Once back in El Chalten, I (of course) had to find a place for an after-hike beverage! After a tasty beer in a place with a mind-blowing selection, I headed back to my hostel, cooked dinner (more pasta!), and conked out! The next day was, if possible, even windier. As in, I have never experienced wind this strong in my life-and that's saying something. I grew up in a pretty windy place. Unfortunately, I'd only reserved 2 nights in my hostel and they were booked for the night so I walked all through town asking places if they had any rooms, with no luck. Finally, I begged a hostel owner to let me use his wifi, which he did, and I booked a room back in El Calafate, and then raced to the bus station to get the bus out of town. I really enjoyed the little town of El Chalten: it had a lot of character (even if it was touristy) and was in one of the most beautiful settings I've been. But oh, the wind!!

DO
Well you probably won't just magically find yourself in El Chalten on the way to somewhere else. You pretty much go there on purpose, and the purpose most likely is to hike. So that's what you should do when you get here. Hike. And if you want, camp too. In the park there are campsites but you have to stay at them, you can't just pitch your tent anywhere. Just beware that although my weather was not ideal, it was far better than for many others....rain, snow, and hail are normal here any time of the year! So be prepared to hike in crappy weather or hunker down somewhere!

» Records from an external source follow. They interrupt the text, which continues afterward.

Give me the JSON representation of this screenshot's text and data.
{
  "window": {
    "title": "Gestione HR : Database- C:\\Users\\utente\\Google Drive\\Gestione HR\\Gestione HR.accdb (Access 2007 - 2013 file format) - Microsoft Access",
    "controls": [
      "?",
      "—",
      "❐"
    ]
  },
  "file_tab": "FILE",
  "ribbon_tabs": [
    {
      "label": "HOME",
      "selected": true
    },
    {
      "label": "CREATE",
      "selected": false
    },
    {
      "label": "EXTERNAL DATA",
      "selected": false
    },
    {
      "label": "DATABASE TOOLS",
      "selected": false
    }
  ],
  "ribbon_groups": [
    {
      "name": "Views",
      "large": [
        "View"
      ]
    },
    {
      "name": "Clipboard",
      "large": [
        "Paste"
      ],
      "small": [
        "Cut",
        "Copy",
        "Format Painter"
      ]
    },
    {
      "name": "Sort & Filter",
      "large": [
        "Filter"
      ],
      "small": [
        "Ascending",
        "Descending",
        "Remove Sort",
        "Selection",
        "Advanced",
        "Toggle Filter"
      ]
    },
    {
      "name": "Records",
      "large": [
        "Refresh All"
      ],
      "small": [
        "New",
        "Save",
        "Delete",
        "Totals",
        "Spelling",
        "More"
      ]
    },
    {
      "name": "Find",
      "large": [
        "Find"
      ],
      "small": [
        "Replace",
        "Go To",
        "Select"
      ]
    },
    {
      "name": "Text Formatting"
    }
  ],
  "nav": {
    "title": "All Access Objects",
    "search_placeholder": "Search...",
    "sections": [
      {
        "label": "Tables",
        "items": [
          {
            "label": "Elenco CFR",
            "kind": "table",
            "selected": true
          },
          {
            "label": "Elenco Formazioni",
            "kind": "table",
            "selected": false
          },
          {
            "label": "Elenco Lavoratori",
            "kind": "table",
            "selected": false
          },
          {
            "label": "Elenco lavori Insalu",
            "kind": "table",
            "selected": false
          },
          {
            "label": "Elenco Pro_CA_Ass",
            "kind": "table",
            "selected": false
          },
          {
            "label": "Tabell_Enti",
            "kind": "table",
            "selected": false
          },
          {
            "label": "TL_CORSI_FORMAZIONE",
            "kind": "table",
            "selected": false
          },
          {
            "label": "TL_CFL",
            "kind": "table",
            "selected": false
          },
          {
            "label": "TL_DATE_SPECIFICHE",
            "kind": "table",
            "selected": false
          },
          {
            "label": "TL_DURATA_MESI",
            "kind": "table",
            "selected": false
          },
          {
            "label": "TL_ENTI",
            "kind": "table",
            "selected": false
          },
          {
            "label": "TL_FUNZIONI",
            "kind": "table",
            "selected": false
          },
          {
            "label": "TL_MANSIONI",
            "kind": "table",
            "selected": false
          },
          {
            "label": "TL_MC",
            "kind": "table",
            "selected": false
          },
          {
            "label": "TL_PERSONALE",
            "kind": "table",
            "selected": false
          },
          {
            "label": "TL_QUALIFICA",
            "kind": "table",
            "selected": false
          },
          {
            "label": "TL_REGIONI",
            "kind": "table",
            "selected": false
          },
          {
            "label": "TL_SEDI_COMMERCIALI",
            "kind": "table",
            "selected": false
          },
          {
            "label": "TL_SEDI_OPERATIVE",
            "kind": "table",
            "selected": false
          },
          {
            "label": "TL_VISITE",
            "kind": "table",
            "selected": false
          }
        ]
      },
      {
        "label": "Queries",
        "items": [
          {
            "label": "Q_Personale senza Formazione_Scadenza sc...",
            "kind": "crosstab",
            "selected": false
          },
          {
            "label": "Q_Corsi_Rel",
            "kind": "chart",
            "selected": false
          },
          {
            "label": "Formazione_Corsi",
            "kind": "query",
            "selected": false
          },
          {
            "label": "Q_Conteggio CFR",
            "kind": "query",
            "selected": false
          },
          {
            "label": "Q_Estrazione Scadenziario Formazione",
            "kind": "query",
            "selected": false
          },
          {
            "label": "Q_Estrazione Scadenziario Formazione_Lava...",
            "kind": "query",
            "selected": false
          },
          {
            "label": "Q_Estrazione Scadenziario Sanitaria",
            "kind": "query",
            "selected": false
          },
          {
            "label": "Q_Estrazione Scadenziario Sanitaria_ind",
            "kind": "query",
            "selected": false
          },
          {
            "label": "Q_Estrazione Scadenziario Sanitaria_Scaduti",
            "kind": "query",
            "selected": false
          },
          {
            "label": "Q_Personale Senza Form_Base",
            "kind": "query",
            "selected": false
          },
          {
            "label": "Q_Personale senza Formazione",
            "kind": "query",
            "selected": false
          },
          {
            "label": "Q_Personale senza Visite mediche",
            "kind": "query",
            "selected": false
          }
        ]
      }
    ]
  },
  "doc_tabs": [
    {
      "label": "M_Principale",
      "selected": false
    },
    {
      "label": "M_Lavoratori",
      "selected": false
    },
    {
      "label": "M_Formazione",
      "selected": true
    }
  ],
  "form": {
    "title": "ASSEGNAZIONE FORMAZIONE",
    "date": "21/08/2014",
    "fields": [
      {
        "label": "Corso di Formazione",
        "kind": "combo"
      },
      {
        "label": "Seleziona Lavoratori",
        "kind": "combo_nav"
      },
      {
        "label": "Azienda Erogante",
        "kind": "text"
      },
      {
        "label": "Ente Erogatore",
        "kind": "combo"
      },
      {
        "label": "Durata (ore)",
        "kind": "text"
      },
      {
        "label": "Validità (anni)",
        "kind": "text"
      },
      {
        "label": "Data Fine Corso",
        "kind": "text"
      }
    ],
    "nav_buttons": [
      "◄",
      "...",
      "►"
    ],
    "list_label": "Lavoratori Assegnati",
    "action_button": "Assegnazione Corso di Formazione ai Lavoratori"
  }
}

Speaking of hunkering, there are a few great places to do so. The one I enjoyed the most just had the wooden sign "CERVECERIA" out front. The one with the million bottles of beer was actually advertised as a wine place. It's easy to walk the main streets and pop into any number of cute places for a meal or drink. I actually cooked almost all my meals at the hostel so didn't try any restaurants for food.

STAY
I stayed at a not-that-cute on the outside, but really pretty nice hostel here called La Comarca Hostel. I liked it.
PROS-it's small and doesn't accept groups, so you are likely to meet others in the kitchen and dining area. It's comfortable because you get to know the people staying there, and it's not that awkward sleeping in the same room with strangers thing you sometimes have (or maybe that's just me). The owner is really, really nice, and knowledgeable about local hikes. It's across the street from the bus station.
CONS-Not many. It's not much to look at on the outside, but who cares? There's no outside space, but it was never really nice enough for that anyway. It's on the outside of town but the town is so small that doesn't matter much. The kitchen is a bit small and crowded, and they don't serve breakfast, which is the norm in El Chalten--I didn't care, it gave me an excuse to cook eggs instead of eat yet more bread!

NOTE(S): El Chalten is a small town and places fill up FAST in peak season. Book ahead. Most places I went, I booked for 2 nights and booked additional nights as needed. I couldn't do that here. Also, bring cash, whether Argentinian pesos or US dollars. I got a better exchange rate in Bariloche, but several places were willing to accept/change US dollars here. There's one ATM at the bus station and the line is always really long-if it is working.